I believe in science.
For decades it was the divine masculine to my literary divine feminine. The idea that one can’t legitimately assert something without measurable proof is comforting, humbling, and rewarding–if you want anyone to respect your ideas, you’re going to have to do the work to convince them that you aren’t just pulling this stuff out of your ass. And when you do the research and make your observations, you discover a breathtaking explanation for why the world works the way it does and set your audience up for mind-blowing moments.
I love having my mind blown by science. It happens less and less these days, but when it does, my inner smile comes out. It’s a holy experience and I hit my knees at the altar and revel in the beauteous construction of the cosmos.
This is precisely why I’m feeling a bit uneasy these days. As I’ve completely opened myself up to the “woo,” my experiences are less and less rooted in the rational world. Things are beginning to happen that I can’t quite explain, and even stranger, I don’t want to try to explain them.
Blasphemous, but true.
As a tarot reader, I pride myself on my groundedness: my readings are firmly centered within psychological tradition, I read to provide insight on the present circumstance and not the future, and I don’t channel spirits in my readings. Honestly, I didn’t even believe in the existence of spirits until a dear friend told me he saw them all the time.
The strange thing is, the more open I’ve become about my profession and spiritual leanings, the more open others have become about the role woo plays in their lives.
These are folks who’ve hidden this side of themselves from me for our entire relationship, and it’s led me to the following questions: “Are we more woo than we commonly let on? How many of us adhere to beliefs that defy nature and science? How many of us experience things we can’t possibly explain? What does that mean for who we are and how we view the world?”
I’ve been feeling my claircognizance, y’all. I just had to come out and say it before I rambled on for another half page as a stalling tactic. It’s something that I’ve been dabbling with since I worked with Tarot as a Tool for Craft and it’s become far more prevalent in my tarot readings than I anticipated. There are things I simply know about a situation without any definitive information to support it, and I can’t adequately explain where the knowledge is coming from. I don’t hear voices other than my inner voice, but sometimes it says things that seem random and unprompted given the card and the position.
Sometimes, it seems, I feel my clients–I latch on to their energy and perspective and gain greater insight as far as their obstacles and options are concerned.
Considering that I do a majority of my readings online and that some of my clients are hundreds of miles away, this is weird to me, but I’m learning to question it less and embrace it more in the service of my clients.
Honestly, it’s a question of integrity: “Should I silence these messages simply because I don’t know where they’re coming from?” To work around this problem, I attach a disclaimer to these insights: “I’m no medium, but this came through pretty strong, so I thought that I’d include it here.” I never make a guarantee that any predictions will come up in a reading because I pride myself on the legitimacy of my business and in no way do I want to promise anything I don’t feel confident I can deliver.
Yet, I don’t want to limit myself in terms of the guidance I provide, nor do I want to silence my intuition because I can’t figure out a way for it to “make sense.”
Even so, my left brain tells me that I’m fabricating it, that the incense is going to my head, that I’m projecting my own experience onto that of my clients’, that something in the tone of the question tipped me off, that I’m so familiar with the dynamic interplay of human relationships that I unconsciously manifested the message as a result of the information given to me…the list is endless.

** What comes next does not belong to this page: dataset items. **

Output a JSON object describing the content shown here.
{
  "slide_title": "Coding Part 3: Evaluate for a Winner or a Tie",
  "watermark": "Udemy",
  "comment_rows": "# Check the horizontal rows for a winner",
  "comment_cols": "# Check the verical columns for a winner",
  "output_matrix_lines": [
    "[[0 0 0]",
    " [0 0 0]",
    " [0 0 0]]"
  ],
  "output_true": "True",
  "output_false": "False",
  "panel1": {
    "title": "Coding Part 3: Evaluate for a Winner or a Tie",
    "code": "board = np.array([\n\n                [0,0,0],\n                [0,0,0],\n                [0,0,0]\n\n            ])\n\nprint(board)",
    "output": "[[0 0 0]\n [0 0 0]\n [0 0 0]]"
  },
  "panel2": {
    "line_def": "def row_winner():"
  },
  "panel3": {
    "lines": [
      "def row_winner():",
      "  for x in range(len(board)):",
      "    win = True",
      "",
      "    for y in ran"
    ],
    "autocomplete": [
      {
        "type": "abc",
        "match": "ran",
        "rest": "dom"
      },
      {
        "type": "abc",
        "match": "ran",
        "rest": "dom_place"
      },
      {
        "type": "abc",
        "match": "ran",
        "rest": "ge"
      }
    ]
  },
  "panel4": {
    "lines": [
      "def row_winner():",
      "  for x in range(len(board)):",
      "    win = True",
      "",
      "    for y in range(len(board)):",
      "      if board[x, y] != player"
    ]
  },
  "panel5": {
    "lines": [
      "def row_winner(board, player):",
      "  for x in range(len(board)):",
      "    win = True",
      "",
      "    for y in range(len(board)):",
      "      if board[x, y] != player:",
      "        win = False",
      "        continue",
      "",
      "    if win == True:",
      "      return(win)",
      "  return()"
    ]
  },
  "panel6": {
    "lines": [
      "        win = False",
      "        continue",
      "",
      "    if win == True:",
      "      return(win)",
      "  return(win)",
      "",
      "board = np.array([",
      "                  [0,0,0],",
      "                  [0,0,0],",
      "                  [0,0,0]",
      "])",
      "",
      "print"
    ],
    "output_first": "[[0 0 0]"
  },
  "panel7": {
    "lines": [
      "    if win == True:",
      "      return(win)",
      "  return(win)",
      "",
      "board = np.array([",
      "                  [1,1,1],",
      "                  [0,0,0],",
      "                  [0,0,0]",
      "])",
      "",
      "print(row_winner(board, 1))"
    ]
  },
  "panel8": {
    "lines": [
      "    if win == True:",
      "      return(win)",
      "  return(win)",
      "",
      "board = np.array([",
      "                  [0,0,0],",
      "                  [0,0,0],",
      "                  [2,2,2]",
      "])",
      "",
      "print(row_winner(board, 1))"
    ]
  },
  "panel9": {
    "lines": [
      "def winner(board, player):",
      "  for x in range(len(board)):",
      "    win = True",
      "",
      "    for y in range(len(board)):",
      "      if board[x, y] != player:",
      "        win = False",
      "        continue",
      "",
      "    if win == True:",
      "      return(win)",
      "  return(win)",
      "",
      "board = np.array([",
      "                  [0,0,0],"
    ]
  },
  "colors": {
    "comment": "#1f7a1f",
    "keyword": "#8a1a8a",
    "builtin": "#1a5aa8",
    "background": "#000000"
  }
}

And no matter how often I try to convince myself that there’s nothing mystical going on here, I just don’t feel like any explanation measures up.
Feeling. That’s the precise sense that’s throwing me for a loop, that’s asserting that all logical explanations are falling short.
It’s always been there, this intuition, and I’ve always been fighting its existence.
It never made me feel comfortable. It made me feel more terror than humility. And it felt much more ominous and foreboding than any reward I ever received. But its mystery, its attraction, its thoughtless knowledge never ceased to intrigue me. Even now as I pen these words, I feel uncomfortable–have I revealed to much? Have I delegitimized my practice? Have I allowed my inner witch too much leeway? I think not. And as I continue on this path of spirit and in my practice of tarot, I secretly wish for more of this unknown, more of what can’t be explained. I wish to revel in the beauteous mystery–not construction–of the cosmos.